How To Play Open Face Chinese (OFC) Poker

Learn How To Play OFC

Open-Face Chinese is the most popular form of Chinese poker. It’s an unusual one if you’re used to No-Limit Hold’em.

First off, this game is not played for chips, but points instead. The most characteristic element of poker, betting, is also eliminated. Your hand gets scored according to a standardized system. What OFC keeps from the “classic” poker games is the Hold’em hand ranking.

Players have to make three separate poker hands, two consisting of five cards and one of three, which rank from best (the 5-card ‘Back’ hand), to the next best – the 5-card Middle hand – to the worst, the 3-card Front hand.

Ranking of each five-card poker hand works the same as in regular poker, so cards rank from lowest to highest: high card, one pair, two pair, three-of-a-kind, straight, flush, full house, straight flush and Royal Flush.

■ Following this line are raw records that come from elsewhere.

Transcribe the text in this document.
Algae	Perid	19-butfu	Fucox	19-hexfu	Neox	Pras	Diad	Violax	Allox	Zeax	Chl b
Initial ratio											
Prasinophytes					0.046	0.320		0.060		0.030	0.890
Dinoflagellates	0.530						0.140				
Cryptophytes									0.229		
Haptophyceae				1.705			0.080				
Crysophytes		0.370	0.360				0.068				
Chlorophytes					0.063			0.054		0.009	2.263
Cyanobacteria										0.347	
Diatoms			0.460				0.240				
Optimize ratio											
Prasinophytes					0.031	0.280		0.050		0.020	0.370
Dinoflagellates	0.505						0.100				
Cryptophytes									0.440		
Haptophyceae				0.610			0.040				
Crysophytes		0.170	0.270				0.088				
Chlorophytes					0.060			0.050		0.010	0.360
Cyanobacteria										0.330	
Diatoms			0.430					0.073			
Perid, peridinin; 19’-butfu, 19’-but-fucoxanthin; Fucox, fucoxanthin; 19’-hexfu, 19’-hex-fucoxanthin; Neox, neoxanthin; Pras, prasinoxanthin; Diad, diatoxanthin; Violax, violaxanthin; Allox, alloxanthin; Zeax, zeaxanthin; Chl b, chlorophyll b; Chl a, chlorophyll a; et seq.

The Front 3-card hand just has three rankings: high card, one pair, or three-of-a-kind (you can’t have straights or flushes in your Front hand).

Players then compare their three hands against one another (making sure that their own hands rank properly) and score points if they beat any of their opponent’s corresponding Front, Middle and Back hand.

In standard Chinese Poker, players are dealt all 13 cards at the same time and must make their hands in one go. However, OFCP works slightly differently.

Dealing The Cards In OFC

Like regular Chinese (high), Open-Face Chinese is structured into three hands of descending value, 1. A five-card hand in the back (the strongest) 2. A five-card hand in the middle and 3. A three-card hand “up top.” If your middle is stronger than your back hand or your top is stronger than your middle, you “foul.” Open-Face Chinese can be played with two to four players and begins with five cards dealt to each player. The player left of the button places the five cards anywhere in the back, middle and top (not to be moved at any other point in the hand). Afterwards, each player is dealt one card at a time, starting from the left of the button, until 13 cards are dealt to each player. The goal is to make the strongest possible hand, accumulate as many royalties as possible without fouling.

Open Face Chinese Poker Points

There are two ways to win points in OFCP. Basic points are awarded just for beating your opponent’s corresponding hand. For example, you win 1 point for beating your opponent’s corresponding hand (e.g. Middle Hand vs. Middle Hand), and a 3-point bonus if you sweep (win all three hands).

There are also bonus “royalty” points for playing certain listed hands in the Front, Middle or Back hands.

For example, you can win 25 points in the Back for a Royal Flush, (although 20 can sometimes be scored in some versions), 15 for a Straight Flush, (likewise, some forms of OFCP award 10 points), 10 for quads (again, 8 pts are awarded sometimes), 6 for a full house, 4 for a flush and 2 for a straight.

If any of those hands are achieved in the middle, the royalties are doubled (remembering not to foul your hand).

“Fouling your hand” is when your three hands end up being out of ascending order, that is the Front Hand is better than your Middle Hand, and your Middle better than the Back Hand, etc.

Therefore, it’s vital before you start scoring points that you don’t foul.

Points can also be won for hitting a pair of sixes or better in your Front Hand. 

Basic Strategy

Position is very important in this game too – if you get to act after your opponent, you know what you have to beat in which hand. Evidently, as the hand develops, you’ll have an idea about what the other player is likely to have by the end of the hand even if you’re out of position.

You need to look out for blockers. See what’s out of the deck so you don’t chase cards that are already dead.

And lastly, it is crucial to avoid fouling. This is especially true if you see that you can beat your opponent’s board. This means try to avoid having better hands in the front hand from the very beginning. Also – this holds true more for regular OFC than Pineapple – usually you’re better off filling up the front row before the last draw, mainly if you don’t have a very strong hand in the middle. That way you avoid having to put the last card up front no matter what it is, having to make a foul that way and hand your points over to the opponent.